Scotland is making great steps forward to ensure that cinemas are more available to those with hearing impairment and other additional support needs.
Whether you’re alone or with friends; watching the latest Hollywood blockbuster or an indie award-winner, everyone loves the cinema. It’s an activity enjoyed by millions of people every year. However, this experience is something that people with hearing impairments can struggle to enjoy in much the same way.
There are many thousands of people living in Scotland with hearing impairments, lots of whom would love to be involved in these outings but can’t, because of a lack of subtitled showings.
But, the good news is, this may be subject to change. In recent years Scotland has made incredible strides in improving this experience. In 2015, Visible Cinema was established in Glasgow and this was quickly followed by the UK’s BSL National plan in 2017.
Visible Cinema is a monthly event held at the Glasgow Film Theatre for both deaf and hard of hearing audiences. The service is designed to address some of the shortcomings of cinema access and provides a relaxed environment where deaf or hard of hearing people can enjoy a wide range of films. Each month, it provides captioned and subtitled screenings followed by post-film discussions with guest speakers and speech to text services.

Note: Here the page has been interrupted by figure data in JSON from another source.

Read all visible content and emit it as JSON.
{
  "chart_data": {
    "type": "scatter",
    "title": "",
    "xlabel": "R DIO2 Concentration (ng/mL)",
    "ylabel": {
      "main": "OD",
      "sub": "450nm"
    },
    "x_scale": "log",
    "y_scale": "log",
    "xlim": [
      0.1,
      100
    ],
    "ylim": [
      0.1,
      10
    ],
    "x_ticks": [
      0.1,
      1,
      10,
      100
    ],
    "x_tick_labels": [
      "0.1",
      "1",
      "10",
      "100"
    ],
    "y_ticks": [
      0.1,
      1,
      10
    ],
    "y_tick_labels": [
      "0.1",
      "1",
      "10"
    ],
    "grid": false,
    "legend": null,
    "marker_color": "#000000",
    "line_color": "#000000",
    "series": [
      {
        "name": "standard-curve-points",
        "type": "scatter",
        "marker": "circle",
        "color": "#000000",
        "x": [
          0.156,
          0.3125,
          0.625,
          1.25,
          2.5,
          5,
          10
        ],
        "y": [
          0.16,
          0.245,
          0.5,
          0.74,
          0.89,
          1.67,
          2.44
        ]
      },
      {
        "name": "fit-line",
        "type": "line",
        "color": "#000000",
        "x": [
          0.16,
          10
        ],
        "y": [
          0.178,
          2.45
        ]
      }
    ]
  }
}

The event runs in partnership with Film Hub Scotland and Solar Bear – organisations dedicated to making media arts fully inclusive. This scheme was the first of its kind in Scotland and has progressed over the years, inspiring other media outlets such as Deaffest – the UK’s leading deaf arts and film festival and deaf youth theatre.
The ambition of Visible Cinema to explore how the overall cinema experience can be enriched for people who may have felt excluded. They decided it was time to challenge the inconsistent amount of captioned films produced today. Most importantly, Visible Cinema is also working to improve awareness for better cinema access and has enabled cinema to become more diverse for all within Scotland.
Visible Cinema attendee-turned-curator, Bea Webster, said:
“I think it’s so vital because not only the film is accessible, the post show talks can enrich and expand our knowledge of film culture. I remember being younger with very little captioned film options, I used to go to the cinema with my hearing friends, but feeling left out because I couldn’t talk to them if I didn’t know what the film was about”.
As more work is done to further improve services, the media can be a vital tool – in raising awareness, countering stigma and misinformation. It can be a powerful force, and, when used correctly, can help dispel negative stereotypes around those with disabilities.
As well as this, options can also be developed on how best to present people with disabilities within the media and more emphasis can be put on supporting networks already in place. This in turn means that Scotland remains a country that provides incisive and diverse access for all, and that everyone can watch the latest films, regardless of who you are.